さて、この『解体新書』翻訳のときにつくられた言葉は、現在でも用いられています。

 

たとえば「神経」ですね。これを知ってる人は結構おおいようです(アンケートを作ったときは杉田玄白が翻訳をしていたのかと思っていましたが、主におこなっていたのは前野良沢のようです)。

 

 

ほかにも「軟骨」、「動脈」、「鼓膜」、「十二指腸」などがあります。小説の中にもどうやって訳したのかでてきます。

 

 

◆挑戦精神をもちたい

『冬の鷹』を読んで、わたしはとても刺激を受けましたね。前野良沢や杉田玄白、中川淳庵、桂川甫周らが『解体新書』の翻訳をはじめたときに比べれば、いまはなんと恵まれた環境でしょうか。

 

英語は苦手だなぁと少し距離を置いていましたが、いまならあっという間に意味を調べられますし、文章も翻訳機能を使えば高い精度で訳せるようになってます。すこしばかし甘えていたなと反省しました。

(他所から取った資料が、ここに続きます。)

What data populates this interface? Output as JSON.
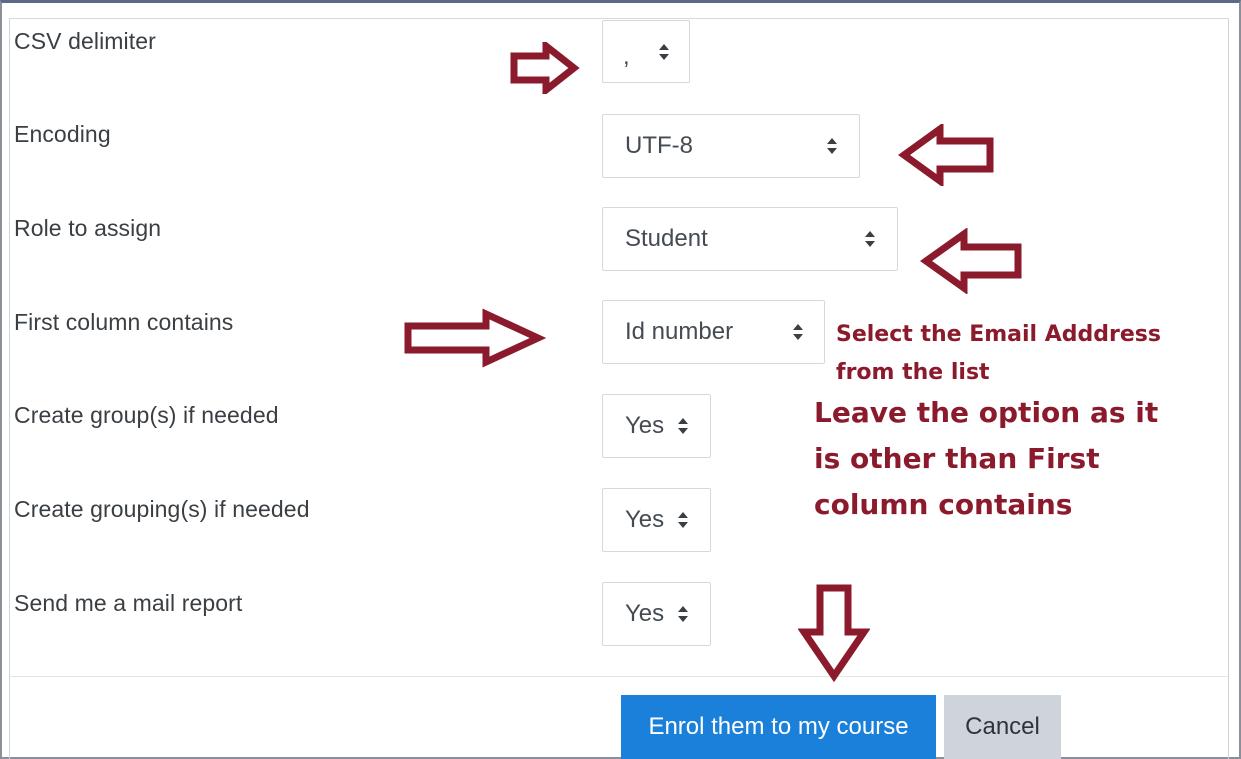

学問(とくに医学)を志すもの、一度は読んでみるといいかもしれません。

 

 

◆さいごに

ちなみにこの本はハッピーエンドという感じではありません。この解体新書を契機として、前野良沢と杉田玄白は仲たがいのような感じになり、ふたりを待ち受ける未来も明暗がわかれていきます。なんとも人生の不可思議みたいなものを感じる終焉でした。

 

それにしても、もしかしたら杉田玄白にたいして、いいとこどりした奴みたいな印象をもつ人もいるかもしれません。

 

しかし、小説を読んでもらうとわかりますが、翻訳という偉業に関しては前野良沢だけでもダメ、杉田玄白だけでもダメだということがわかると思います。2人がそろっていたからこそ成し遂げられたものであることがわかります。なんとも運命の数奇さというものを感じざるを得ませんでした。